Den Umständen getrotzt

Das vierte Kartrennen der Saison 2015 von Fabio Steger fand im französischen Vesoul statt und war durch und durch chaotisch. Trotzdem erreichte er im Final noch den sechsten Platz.

Bettina König
Drucken
Teilen
Fabio Steger (vorne) fuhr im Final auf Rang sechs. (Bild: pd)

Fabio Steger (vorne) fuhr im Final auf Rang sechs. (Bild: pd)

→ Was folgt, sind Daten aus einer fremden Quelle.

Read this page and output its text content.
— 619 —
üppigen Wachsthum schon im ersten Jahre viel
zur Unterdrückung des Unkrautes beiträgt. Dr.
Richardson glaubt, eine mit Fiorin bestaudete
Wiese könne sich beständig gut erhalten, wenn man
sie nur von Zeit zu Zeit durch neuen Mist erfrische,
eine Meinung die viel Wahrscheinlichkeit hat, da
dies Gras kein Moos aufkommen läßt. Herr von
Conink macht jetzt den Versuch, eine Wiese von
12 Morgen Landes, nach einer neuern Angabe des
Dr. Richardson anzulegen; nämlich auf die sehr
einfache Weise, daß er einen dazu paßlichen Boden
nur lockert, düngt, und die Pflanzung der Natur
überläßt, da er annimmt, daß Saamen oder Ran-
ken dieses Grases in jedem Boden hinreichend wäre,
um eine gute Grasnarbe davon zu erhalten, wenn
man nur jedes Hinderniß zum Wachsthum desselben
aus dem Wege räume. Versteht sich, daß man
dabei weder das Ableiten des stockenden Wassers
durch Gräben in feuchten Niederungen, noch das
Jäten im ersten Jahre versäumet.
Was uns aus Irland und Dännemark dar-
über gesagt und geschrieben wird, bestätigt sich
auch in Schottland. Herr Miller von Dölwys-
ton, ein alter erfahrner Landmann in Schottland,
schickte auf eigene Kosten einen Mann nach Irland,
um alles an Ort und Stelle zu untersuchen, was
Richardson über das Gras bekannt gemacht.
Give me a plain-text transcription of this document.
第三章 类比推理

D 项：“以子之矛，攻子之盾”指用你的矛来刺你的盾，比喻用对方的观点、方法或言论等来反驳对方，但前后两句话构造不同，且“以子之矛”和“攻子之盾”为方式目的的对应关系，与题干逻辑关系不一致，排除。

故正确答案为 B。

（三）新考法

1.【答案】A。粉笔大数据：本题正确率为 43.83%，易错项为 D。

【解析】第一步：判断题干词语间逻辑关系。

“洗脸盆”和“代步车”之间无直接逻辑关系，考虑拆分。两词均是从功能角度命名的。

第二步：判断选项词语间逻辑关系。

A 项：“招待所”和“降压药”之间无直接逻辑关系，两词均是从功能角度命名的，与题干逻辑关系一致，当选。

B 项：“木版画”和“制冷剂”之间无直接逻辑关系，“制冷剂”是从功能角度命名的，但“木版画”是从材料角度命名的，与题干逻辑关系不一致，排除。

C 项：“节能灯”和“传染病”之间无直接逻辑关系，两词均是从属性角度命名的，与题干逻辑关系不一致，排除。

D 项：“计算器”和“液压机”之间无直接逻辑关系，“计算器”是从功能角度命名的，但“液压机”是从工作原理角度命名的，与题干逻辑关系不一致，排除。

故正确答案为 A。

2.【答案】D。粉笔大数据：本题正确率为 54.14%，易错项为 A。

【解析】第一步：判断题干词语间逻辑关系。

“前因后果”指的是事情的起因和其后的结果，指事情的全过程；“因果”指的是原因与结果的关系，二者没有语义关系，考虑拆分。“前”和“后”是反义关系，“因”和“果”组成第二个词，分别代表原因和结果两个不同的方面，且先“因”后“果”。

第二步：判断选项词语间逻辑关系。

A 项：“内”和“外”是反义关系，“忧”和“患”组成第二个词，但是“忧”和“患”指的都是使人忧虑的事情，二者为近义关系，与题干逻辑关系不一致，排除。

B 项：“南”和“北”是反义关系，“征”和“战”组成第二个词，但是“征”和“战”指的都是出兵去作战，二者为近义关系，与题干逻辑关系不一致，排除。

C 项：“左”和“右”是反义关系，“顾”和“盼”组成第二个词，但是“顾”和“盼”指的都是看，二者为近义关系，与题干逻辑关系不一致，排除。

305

GOKART. Fabio Steger hatte in Vesoul den ganzen Samstagvormittag Schwierigkeiten. Kurz vor Mittag stellte sich heraus, dass der Rahmen seines Karts gerissen war. Wann das passiert war, liess sich nicht mehr nachvollziehen, aber es erklärte seine Fahrprobleme.

Kompletter Kart-Umbau

Mechaniker und Teamchef machten sich sofort an die Arbeit und schraubten in einem Rekordtempo jedes einzelne Teil bis hin zur kleinsten Schraube vom kaputten Rahmen auf einen neuen. Eigentlich eine Tagesarbeit. In unglaublichen drei Stunden schafften sie es, dass der junge Hinterforster am Nachmittag noch zwei Trainingseinheiten fahren konnte. Eine Wahnsinnsleistung, die sein Team vollbracht hatte.

Schwierige Verhältnisse

Da es die ganze Nacht regnete, war die Strecke am Rennmorgen immer noch nass. Wie immer bei solchen Verhältnissen drehten sich die Fahrer und rutschten von der Piste. Gegen zehn Uhr trocknete die Strecke langsam ab, und die Piloten waren nur noch teilweise mit Regenreifen unterwegs.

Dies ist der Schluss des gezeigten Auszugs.